Il y a donc une véritable mise en scène, qui aurait pu n’être qu’intimiste, mais qui se révèle efficace, fluide même, par la façon dont Marko aborde ses personnages, toujours à leur hauteur, en prenant tout son temps pour que chacun d’entre eux ait ses propres expressions, ses propres mouvements.

Marko: les expressions…

J’aime cette série, une bande dessinée qui n’a pas besoin d’artifices pour être efficace. On ne s’extasie pas sur les perspectives, sur les démesures graphiques, mais, tout au contraire, on se reconnaît, dans nos quotidiens, au travers de ceux qui nous sont montrés, ceux d’hier comme d‘aujourd’hui… C’est de la bande dessinée pour jeunes adolescents qui, à aucun moment, ne les prend pour des crétins.
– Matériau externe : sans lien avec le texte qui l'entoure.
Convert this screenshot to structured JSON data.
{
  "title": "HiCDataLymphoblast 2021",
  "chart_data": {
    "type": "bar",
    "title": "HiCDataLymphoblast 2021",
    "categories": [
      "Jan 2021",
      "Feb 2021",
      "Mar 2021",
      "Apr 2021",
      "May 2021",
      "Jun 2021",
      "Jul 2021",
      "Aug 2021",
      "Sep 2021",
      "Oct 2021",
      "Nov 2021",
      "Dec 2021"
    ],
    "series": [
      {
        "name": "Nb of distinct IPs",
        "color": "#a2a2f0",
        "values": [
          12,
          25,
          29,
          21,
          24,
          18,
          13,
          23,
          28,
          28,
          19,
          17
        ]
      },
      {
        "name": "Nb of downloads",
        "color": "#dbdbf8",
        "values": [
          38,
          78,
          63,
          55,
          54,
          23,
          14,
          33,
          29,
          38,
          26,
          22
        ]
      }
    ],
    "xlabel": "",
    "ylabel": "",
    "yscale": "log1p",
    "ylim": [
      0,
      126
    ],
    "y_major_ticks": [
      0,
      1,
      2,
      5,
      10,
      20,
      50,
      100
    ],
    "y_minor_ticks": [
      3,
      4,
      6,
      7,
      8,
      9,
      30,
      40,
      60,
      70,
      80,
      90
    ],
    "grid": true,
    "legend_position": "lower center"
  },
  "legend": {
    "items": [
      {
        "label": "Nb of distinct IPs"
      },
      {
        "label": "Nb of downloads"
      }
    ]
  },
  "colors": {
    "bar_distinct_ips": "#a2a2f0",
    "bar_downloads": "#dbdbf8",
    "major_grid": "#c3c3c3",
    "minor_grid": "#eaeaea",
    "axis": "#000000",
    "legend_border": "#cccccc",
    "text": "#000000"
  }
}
C’est de la bande dessinée qui se fait également pédagogique à sa manière, mais de façon tout sauf scolaire. C’est que les thèmes abordés sont graves, sérieux… Dans ce troisième volume, on aborde, certes, le féminisme et ses combats qui restent toujours à accomplir, mais on parle aussi, à petites touches, de l’homosexualité, de la maladie d’Alzheimer…

Marko: des sujets sérieux

Ce qui fait la réussite d’une série dont la « cible » est le monde de l’adolescence, c’est la connivence qu’elle peut créer avec ses lecteurs. Et pour que ce soit le cas, il faut que les auteurs, au travers d’un ton simple et enjoué, soient en fusion… Et c’est bien le cas, ici, avec deux scénaristes, Carbone et Cee Cee Mia qui complètent leur récit par un petit dossier, en fin d’album. Avec un dessinateur, Marko, je l’ai dit, qui va à l’essentiel pour que chaque planche accroche le regard. Avec une coloriste, HadH, qui met en évidence de page en page les mouvances des personnages avec un sens évident de l’illustration.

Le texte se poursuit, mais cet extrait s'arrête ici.